On August 29, OpenAI officially launched its “Realtime API” into production, moving it out of the Beta testing phase.
This API is primarily aimed at businesses and developers, enabling them to build voice assistants for real-world applications such as customer service, education, and personal productivity. Its core component, the “gpt-realtime” model, employs an end-to-end Speech-to-Speech architecture, allowing direct generation and processing of audio without the need for intermediate text conversion. According to OpenAI, this model delivers faster response times, more natural-sounding voices, and improved handling of complex commands compared to its predecessor.
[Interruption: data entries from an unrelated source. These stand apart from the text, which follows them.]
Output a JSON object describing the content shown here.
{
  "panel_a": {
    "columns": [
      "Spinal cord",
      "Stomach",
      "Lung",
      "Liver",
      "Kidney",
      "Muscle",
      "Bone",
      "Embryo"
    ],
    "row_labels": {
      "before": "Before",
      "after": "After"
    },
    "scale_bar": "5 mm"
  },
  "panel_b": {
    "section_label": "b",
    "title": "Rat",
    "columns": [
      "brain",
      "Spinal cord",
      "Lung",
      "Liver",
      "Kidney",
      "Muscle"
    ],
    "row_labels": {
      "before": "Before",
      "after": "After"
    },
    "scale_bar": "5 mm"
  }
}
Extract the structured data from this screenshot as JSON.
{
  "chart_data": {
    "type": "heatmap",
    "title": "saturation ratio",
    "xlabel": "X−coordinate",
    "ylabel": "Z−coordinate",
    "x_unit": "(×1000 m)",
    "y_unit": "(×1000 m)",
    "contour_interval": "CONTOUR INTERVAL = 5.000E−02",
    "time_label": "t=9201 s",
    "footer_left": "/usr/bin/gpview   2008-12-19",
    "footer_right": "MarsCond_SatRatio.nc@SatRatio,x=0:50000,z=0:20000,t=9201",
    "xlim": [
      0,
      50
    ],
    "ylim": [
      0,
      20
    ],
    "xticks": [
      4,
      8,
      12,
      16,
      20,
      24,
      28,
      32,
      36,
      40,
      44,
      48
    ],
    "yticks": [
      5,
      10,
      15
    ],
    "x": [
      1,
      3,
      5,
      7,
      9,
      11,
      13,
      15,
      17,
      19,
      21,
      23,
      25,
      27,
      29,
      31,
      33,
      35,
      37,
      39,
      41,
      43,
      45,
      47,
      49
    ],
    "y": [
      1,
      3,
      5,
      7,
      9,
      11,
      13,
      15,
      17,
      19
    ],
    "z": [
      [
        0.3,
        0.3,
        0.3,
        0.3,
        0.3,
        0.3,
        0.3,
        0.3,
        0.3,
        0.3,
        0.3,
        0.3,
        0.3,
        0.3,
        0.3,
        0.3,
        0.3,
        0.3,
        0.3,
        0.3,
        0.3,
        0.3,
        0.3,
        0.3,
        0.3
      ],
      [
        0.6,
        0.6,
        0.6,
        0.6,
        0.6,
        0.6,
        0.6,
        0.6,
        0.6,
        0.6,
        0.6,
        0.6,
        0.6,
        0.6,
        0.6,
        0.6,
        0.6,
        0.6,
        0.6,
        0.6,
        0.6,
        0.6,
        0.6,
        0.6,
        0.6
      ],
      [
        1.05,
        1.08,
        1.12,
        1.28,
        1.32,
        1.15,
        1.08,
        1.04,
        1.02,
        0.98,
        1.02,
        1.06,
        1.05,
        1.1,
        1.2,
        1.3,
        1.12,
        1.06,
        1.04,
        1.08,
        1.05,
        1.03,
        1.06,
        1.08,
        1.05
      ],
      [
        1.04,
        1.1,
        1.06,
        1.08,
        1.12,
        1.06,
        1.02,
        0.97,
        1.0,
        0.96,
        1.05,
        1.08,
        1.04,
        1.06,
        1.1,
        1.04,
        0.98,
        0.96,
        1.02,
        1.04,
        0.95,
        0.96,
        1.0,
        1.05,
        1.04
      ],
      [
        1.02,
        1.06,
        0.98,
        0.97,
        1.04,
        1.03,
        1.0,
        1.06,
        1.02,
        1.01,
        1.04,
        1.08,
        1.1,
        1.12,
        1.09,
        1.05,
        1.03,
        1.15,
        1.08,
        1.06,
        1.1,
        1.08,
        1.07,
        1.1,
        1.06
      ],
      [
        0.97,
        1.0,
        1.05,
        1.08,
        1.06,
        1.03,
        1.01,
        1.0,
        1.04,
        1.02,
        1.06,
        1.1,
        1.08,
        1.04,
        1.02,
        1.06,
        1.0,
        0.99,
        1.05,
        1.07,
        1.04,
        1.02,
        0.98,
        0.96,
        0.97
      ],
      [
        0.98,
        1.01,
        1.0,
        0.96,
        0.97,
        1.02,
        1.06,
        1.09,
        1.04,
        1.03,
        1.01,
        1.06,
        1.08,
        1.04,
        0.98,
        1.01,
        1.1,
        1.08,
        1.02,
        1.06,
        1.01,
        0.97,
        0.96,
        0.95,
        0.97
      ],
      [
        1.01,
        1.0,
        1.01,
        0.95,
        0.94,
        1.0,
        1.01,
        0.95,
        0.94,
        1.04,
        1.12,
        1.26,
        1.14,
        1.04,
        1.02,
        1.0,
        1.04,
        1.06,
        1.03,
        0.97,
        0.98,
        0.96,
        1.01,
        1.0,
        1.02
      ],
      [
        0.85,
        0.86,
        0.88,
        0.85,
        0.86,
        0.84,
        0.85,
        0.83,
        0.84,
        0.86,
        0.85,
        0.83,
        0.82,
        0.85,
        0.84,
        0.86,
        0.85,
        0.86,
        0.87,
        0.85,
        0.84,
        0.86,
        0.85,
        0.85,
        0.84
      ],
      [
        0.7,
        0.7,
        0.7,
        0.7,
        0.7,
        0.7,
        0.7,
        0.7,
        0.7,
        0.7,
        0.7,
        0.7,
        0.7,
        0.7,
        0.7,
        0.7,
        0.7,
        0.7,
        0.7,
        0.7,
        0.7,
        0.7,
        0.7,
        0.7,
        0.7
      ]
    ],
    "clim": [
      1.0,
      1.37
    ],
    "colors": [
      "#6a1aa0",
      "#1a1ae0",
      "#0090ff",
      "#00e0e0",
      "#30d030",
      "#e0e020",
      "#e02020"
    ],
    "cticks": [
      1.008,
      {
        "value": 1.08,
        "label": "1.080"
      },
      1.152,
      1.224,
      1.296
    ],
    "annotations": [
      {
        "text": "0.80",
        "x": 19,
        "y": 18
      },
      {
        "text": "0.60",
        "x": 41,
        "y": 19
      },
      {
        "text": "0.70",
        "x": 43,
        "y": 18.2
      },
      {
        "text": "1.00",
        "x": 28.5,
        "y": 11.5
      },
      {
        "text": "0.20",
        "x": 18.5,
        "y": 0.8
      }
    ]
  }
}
OpenAI highlighted that the gpt-realtime model can detect non-speech signals like laughter, supports mid-conversation language switching, and allows customization of voice tone—for instance, a friendly tone with a French accent or a fast-paced professional delivery. Additionally, two new voices, “Cedar” and “Marin,” have been introduced, along with enhancements to eight existing voice options.
In benchmark testing, the model demonstrated significant improvements: accuracy in the Big Bench Audio test increased from 65.6% to 82.8%, from 20.6% to 30.5% in the MultiChallenge test, and from 49.7% to 66.5% in the ComplexFuncBench test.
The API update also streamlines tool integration. The model now better selects appropriate tools, triggers them at the right moments, and configures parameters accurately, enhancing the reliability of function calls. Developers can connect external tools and services using the Session Initiation Protocol (SIP) and Media Control Protocol (MCP) servers. Reusable prompt functionality allows saving configurations and tool settings for different use cases, further improving development efficiency.
Image input support is now available in the API. During conversations, users can send screenshots or photos, and the model can interpret the visual content—such as reading text within an image or answering questions related to the image. Developers have control over which images the model can access.
Additionally, two new features have been introduced: developers can set token usage limits and condense long conversation histories. These features help manage costs more effectively during extended interactions. Pricing for the gpt-realtime model has been reduced by 20%, with current rates at $32 per million input audio tokens, $64 per million output audio tokens, and $0.40 per million cached input tokens.
OpenAI noted that the API includes the capability to detect harmful content and can automatically terminate conversations that violate platform policies. However, as seen in the safety evolution of language models, this should not be the sole security measure—developers are still encouraged to implement their own safety protocols.
For users in the European Union, the API offers data localization options and customized privacy policies for enterprise clients, ensuring compliance with regional data protection regulations.